Jukka Moisio, CEO: “Our second quarter comparable net sales growth was 1%. In Europe our business grew well, driven by healthy demand. Quarterly growth in North America was modest due to capacity constraints, which we are addressing with on-going investments. The Flexible Packaging segment’s net sales development was negative due to significant net sales decline in India, where the GST reform weakened demand temporarily. The Group’s comparable growth in emerging markets was negative 1%, and without the Indian impact it would have been approx. 5%.

Our profitability was good and we had the second best quarter in the company history although we did not break the record achieved in Q2 2016. Profitability improved in the Foodservice Europe-Asia-Oceania segment and remained at the previous year level in the Fiber Packaging segment. The North America segment’s earnings were good, even if not reaching the high of the second quarter in 2016. The Flexible Packaging segment’s earnings were impacted by net sales decline in India.

In 2017, we pursue our growth strategy by building new capabilities to serve our customers better in 2018 and beyond. Our project in building a new manufacturing unit in Goodyear, Arizona, the U.S., is proceeding as planned. We will start to ramp up manufacturing of a full range of paper packaging products to the southwest and west coast markets towards the end of 2017. In addition, we expand in China by investing in our foodservice packaging operations in South China, and by acquiring two foodservice packaging units in Shanghai and Tianjin from International Paper. Despite temporary headwinds, particularly in India, we see good growth opportunities in food and drink packaging.”

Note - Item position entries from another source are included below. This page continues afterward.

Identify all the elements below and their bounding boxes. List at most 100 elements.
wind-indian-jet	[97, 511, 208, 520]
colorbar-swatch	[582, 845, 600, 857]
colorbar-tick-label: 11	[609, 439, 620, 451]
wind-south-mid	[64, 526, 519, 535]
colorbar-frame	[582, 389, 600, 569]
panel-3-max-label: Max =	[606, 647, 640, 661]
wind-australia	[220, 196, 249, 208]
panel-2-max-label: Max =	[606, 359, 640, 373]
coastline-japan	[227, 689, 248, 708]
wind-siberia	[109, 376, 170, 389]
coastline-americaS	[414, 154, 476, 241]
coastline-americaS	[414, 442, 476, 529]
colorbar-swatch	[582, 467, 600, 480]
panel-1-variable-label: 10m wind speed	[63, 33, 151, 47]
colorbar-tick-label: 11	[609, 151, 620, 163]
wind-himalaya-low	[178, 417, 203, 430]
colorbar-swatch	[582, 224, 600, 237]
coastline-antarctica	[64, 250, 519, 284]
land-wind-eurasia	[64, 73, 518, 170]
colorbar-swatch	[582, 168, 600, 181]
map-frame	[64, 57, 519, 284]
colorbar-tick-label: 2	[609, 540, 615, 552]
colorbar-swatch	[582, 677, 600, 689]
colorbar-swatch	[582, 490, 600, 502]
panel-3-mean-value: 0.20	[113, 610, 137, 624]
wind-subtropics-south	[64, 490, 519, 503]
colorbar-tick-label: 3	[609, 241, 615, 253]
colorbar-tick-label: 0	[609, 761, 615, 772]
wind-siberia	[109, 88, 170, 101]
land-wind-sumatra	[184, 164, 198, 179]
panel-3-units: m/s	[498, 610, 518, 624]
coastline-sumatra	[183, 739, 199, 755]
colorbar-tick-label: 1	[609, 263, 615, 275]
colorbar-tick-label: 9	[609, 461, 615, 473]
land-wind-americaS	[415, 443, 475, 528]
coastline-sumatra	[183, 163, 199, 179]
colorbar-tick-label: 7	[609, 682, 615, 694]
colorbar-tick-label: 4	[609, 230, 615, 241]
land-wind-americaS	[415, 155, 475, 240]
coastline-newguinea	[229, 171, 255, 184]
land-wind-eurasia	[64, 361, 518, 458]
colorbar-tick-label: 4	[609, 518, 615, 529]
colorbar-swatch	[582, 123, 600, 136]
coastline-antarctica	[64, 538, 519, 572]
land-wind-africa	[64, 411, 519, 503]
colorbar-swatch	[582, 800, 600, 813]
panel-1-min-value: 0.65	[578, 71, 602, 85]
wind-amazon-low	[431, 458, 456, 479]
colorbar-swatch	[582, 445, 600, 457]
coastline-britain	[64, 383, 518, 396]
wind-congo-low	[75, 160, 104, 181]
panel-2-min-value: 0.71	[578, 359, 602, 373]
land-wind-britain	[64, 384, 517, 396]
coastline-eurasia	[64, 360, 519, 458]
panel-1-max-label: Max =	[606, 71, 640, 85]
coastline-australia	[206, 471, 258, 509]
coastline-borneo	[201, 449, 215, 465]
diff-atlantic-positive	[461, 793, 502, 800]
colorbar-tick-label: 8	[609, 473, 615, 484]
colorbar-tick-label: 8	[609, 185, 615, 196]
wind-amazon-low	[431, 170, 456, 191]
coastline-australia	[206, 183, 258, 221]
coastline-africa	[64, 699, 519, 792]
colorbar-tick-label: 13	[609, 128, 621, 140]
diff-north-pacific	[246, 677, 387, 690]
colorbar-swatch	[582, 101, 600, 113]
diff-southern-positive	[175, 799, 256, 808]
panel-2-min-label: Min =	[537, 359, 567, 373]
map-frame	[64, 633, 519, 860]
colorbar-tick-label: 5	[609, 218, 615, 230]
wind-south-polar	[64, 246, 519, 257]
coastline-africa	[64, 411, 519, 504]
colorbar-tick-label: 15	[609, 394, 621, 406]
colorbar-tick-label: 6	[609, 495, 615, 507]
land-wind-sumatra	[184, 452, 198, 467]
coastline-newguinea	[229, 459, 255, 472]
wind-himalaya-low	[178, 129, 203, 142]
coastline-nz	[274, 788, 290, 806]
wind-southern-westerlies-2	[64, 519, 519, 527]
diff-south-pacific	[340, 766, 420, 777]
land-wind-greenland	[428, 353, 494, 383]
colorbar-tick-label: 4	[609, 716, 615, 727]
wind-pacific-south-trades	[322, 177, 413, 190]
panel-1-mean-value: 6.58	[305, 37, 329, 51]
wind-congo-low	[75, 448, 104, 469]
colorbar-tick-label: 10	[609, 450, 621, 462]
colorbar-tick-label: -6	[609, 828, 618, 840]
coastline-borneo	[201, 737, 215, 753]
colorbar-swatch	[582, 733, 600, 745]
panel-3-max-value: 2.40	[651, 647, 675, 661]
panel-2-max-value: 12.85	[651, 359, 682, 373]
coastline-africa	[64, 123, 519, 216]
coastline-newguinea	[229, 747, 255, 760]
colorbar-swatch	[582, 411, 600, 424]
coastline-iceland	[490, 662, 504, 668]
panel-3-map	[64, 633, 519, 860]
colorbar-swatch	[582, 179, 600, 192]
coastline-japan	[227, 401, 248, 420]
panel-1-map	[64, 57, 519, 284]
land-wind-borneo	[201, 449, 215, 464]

Financial review Q2 2017:  The Group’s comparable net sales growth was 1% during the quarter. Strong growth in the Fiber Packaging business segment continued, and positive development in the Foodservice Europe-Asia-Oceania and North America business segments supported the Group’s comparable growth. The Flexible Packaging business segment’s net sales development was negative due to significant net sales decline in India, where the GST reform temporarily weakened demand for flexible packaging. This drew the Group’s comparable growth in emerging markets down to -1%. Growth was solid in Eastern Europe, and at a good level also in Southeast Asia. The Group’s net sales grew to EUR 772 million (EUR 742 million). Foreign currency translation impact on the Group’s net sales was EUR 17 million (EUR -28 million) compared to 2016 exchange rates. Majority of the positive impact came from the US dollar and Indian rupee, while the impact from pound sterling and certain emerging market currencies was negative.

Financial review H1 2017: The Group’s comparable net sales growth was 2% during the first half of the year with a positive contribution from all business segments. Comparable growth in emerging markets was 1%. Growth was strongest in Eastern Europe and Southeast Asia, while net sales declined significantly in India. The Group’s net sales grew to EUR 1,511 million (EUR 1,414 million). Foreign currency translation impact on the Group’s net sales was EUR 36 million (EUR -39 million) compared to 2016 exchange rates. The majority of the positive impact came from the US dollar, Russian ruble and Indian rupee, while the impact from pound sterling and certain emerging market currencies was negative.